Up-and-Comer | Eric Fuchs-Stengel

Felipe De La Hoz/WSN
Felipe De La Hoz/WSN

Although Eric Fuchs-Stengel has yet to complete his undergraduate degree, members of the environmental community already hold him in high esteem.

Next month, the Gallatin senior from Mahwah, N.J., will be the keynote speaker at the Ramapo Watershed Conference, an annual gathering of professors and environmental groups to discuss water preservation and pollution in the Ramapo Valley area.

Fuchs-Stengel, who studies ecological sustainability and social change, is passionate about environmental activism. He was first inspired to make a positive environmental impact during a hike in 2008 when he noticed the trash and pollution that infested his local forests. It was then, at the age of 16, that he made his first steps to found the Mahwah Environmental Volunteers Organization, a nonprofit focused on improving the environment through hands-on projects and providing environmental education to the public.

“This was the first moment in my life where I saw a negative thing, a bad thing happening in real life,” Fuchs-Stengel said. “[I thought] this is something that shouldn’t be happening, people shouldn’t be trashing a beautiful area.”


MEVO, which currently has a list of over 1,600 volunteers, sends students around New Jersey to complete a variety of projects such as building hiking trails, planting botanical gardens, constructing farms and cleaning up landfills.

As MEVO’s executive director, Fuchs-Stengel said he feels his main role is as a primary educator, which entails presenting information to interested groups and creating projects that teach the public about the state of the environment. In the coming weeks, he will discuss local food and farming with master’s students in the Sustainability Studies program at Ramapo College.

Fellow environmental activist Karen La Greca, a member of the MEVO board of  the directors, said the organization grew because Fuchs-Stengel encourages people to learn about and change the environment.

“His energy and passion just overflow,” La Greca said. “[He has] amazing productivity and the ability to motivate [and] just connect people back to nature.”

It is that quality that Fuchs-Stengel said he considers his greatest success.

“[I am] taking the knowledge that I have on how to take action and change society, and spreading it to people, whether it be through continuing MEVO or becoming a leader in this field in some way,” Fuchs-Stengel said.

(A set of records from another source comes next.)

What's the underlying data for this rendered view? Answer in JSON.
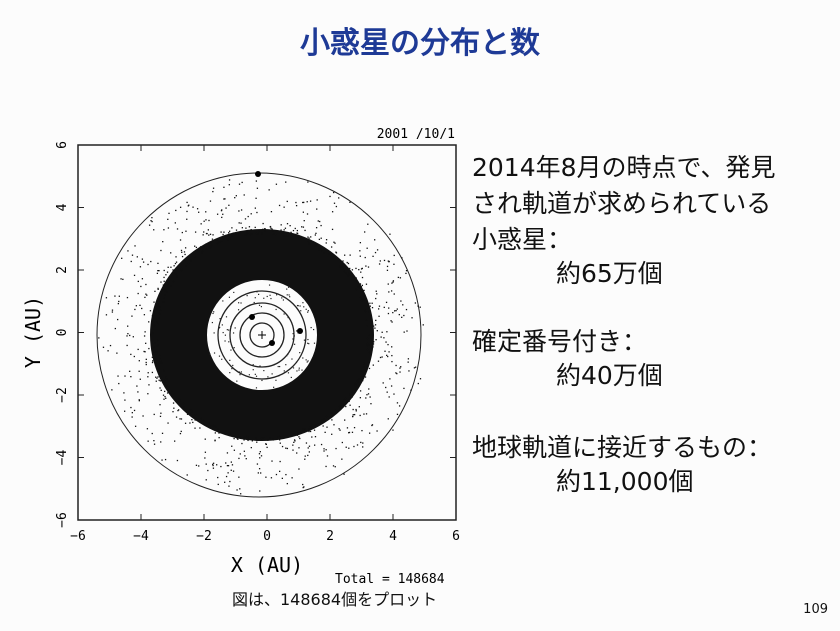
{
  "title": "小惑星の分布と数",
  "figure": {
    "date": "2001 /10/1",
    "x_label": "X (AU)",
    "y_label": "Y (AU)",
    "x_ticks": [
      "−6",
      "−4",
      "−2",
      "0",
      "2",
      "4",
      "6"
    ],
    "y_ticks": [
      "−6",
      "−4",
      "−2",
      "0",
      "2",
      "4",
      "6"
    ],
    "total": "Total = 148684",
    "caption": "図は、148684個をプロット"
  },
  "text_blocks": [
    {
      "heading": [
        "2014年8月の時点で、発見",
        "され軌道が求められている",
        "小惑星："
      ],
      "value": "約65万個"
    },
    {
      "heading": [
        "確定番号付き："
      ],
      "value": "約40万個"
    },
    {
      "heading": [
        "地球軌道に接近するもの："
      ],
      "value": "約11,000個"
    }
  ],
  "page_number": "109"
}
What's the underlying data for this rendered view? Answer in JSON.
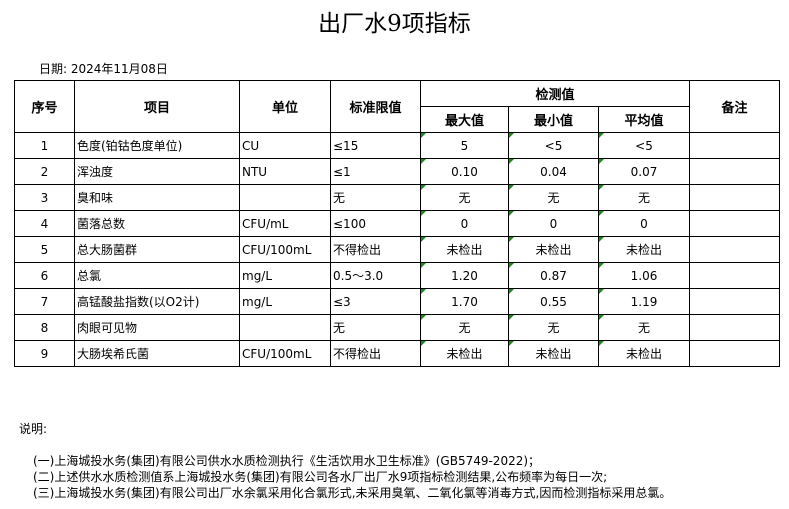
{
  "title": "出厂水9项指标",
  "date": "日期: 2024年11月08日",
  "headers": {
    "no": "序号",
    "item": "项目",
    "unit": "单位",
    "limit": "标准限值",
    "measured": "检测值",
    "max": "最大值",
    "min": "最小值",
    "avg": "平均值",
    "remark": "备注"
  },
  "rows": [
    {
      "no": "1",
      "item": "色度(铂钴色度单位)",
      "unit": "CU",
      "limit": "≤15",
      "max": "5",
      "min": "<5",
      "avg": "<5"
    },
    {
      "no": "2",
      "item": "浑浊度",
      "unit": "NTU",
      "limit": "≤1",
      "max": "0.10",
      "min": "0.04",
      "avg": "0.07"
    },
    {
      "no": "3",
      "item": "臭和味",
      "unit": "",
      "limit": "无",
      "max": "无",
      "min": "无",
      "avg": "无"
    },
    {
      "no": "4",
      "item": "菌落总数",
      "unit": "CFU/mL",
      "limit": "≤100",
      "max": "0",
      "min": "0",
      "avg": "0"
    },
    {
      "no": "5",
      "item": "总大肠菌群",
      "unit": "CFU/100mL",
      "limit": "不得检出",
      "max": "未检出",
      "min": "未检出",
      "avg": "未检出"
    },
    {
      "no": "6",
      "item": "总氯",
      "unit": "mg/L",
      "limit": "0.5～3.0",
      "max": "1.20",
      "min": "0.87",
      "avg": "1.06"
    },
    {
      "no": "7",
      "item": "高锰酸盐指数(以O2计)",
      "unit": "mg/L",
      "limit": "≤3",
      "max": "1.70",
      "min": "0.55",
      "avg": "1.19"
    },
    {
      "no": "8",
      "item": "肉眼可见物",
      "unit": "",
      "limit": "无",
      "max": "无",
      "min": "无",
      "avg": "无"
    },
    {
      "no": "9",
      "item": "大肠埃希氏菌",
      "unit": "CFU/100mL",
      "limit": "不得检出",
      "max": "未检出",
      "min": "未检出",
      "avg": "未检出"
    }
  ],
  "notes": {
    "label": "说明:",
    "lines": [
      "(一)上海城投水务(集团)有限公司供水水质检测执行《生活饮用水卫生标准》(GB5749-2022)；",
      "(二)上述供水水质检测值系上海城投水务(集团)有限公司各水厂出厂水9项指标检测结果,公布频率为每日一次;",
      "(三)上海城投水务(集团)有限公司出厂水余氯采用化合氯形式,未采用臭氧、二氧化氯等消毒方式,因而检测指标采用总氯。"
    ]
  }
}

Keith Hallissey, director of the Mahwah Department of Public Works, has worked with MEVO since 2008, picking up the garbage that the organization removes from forests. He said Fuchs-Stengel’s active role in MEVO projects sets a positive example for volunteers and makes them more enthusiastic about the work.

“He’s not a complete delegator,” Hallissey said. “He is a participant also. He gets people together and tells them what to do and then he participates in the actual work.”

Fuchs-Stengel’s hard work paid off last year when he went from being a well-known name within the local environmental community to one of the most respected activists in New Jersey after Gov. Chris Christie named him the state’s Environmentalist of the Year.

Even though MEVO occupies most of Fuchs-Stengel’s days, he still finds time to relax — in an environmental fashion, of course. He often goes hiking and rock climbing with friends and enjoys mountain biking. He also practices beekeeping and is a member of the Northeast New Jersey Beekeepers Association, a club that promotes beekeeping and educates the public on its environmental importance.

“I enjoy spending time in the spaces I work so hard to protect,” Fuchs-Stengel said.

But neither MEVO nor his hobbies can provide him with enough time in the great outdoors — two months ago, he started Eric Fuchs-Stengel Consultants, a business that builds farms, gardens and beehives at people’s homes and provides lessons on how to manage them.

Despite all the success that puts him ahead of many of his peers, Fuchs-Stengel shares a goal common among college seniors — to get into graduate school.